I blame them for trying

Yesterday was White Day in Japan. For the uninitiated, I wrote about Valentine’s Day in Japan previously but the executive summary is this: on Valentine’s Day, ladies give guys chocolates (out of either affection or obligation). One month later, on White Day, men reciprocate – the catch being that the guy’s gift should be at least three times the value of what they received on Valentine’s Day.

Obviously, some clever person working for  a Japanese chocolate company saw a problem just waiting to be fixed.  “So, if only half of the population buys chocolates on Valentine’s Day, and the other half only on White Day… what if we could make everyone buy chocolates on both days every year?”
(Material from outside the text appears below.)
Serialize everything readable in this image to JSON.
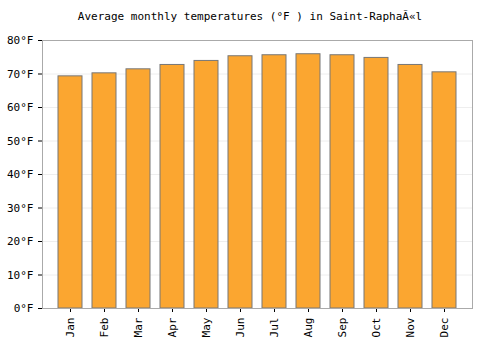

And so, “reverse” chocolates were born.  At least, the marketing campaign to encourage guys to give girls chocolates on Valentine’s Day AND White Day was born.  One manufacturer even took the creative step of temporarily printing their packaging using mirror-writing to promote the ‘reverse’ idea:

Reverse chocolates

Nice try, chocolate companies.  I hope your sales graphs for February produced much swooning and warming of hearts.  Awww.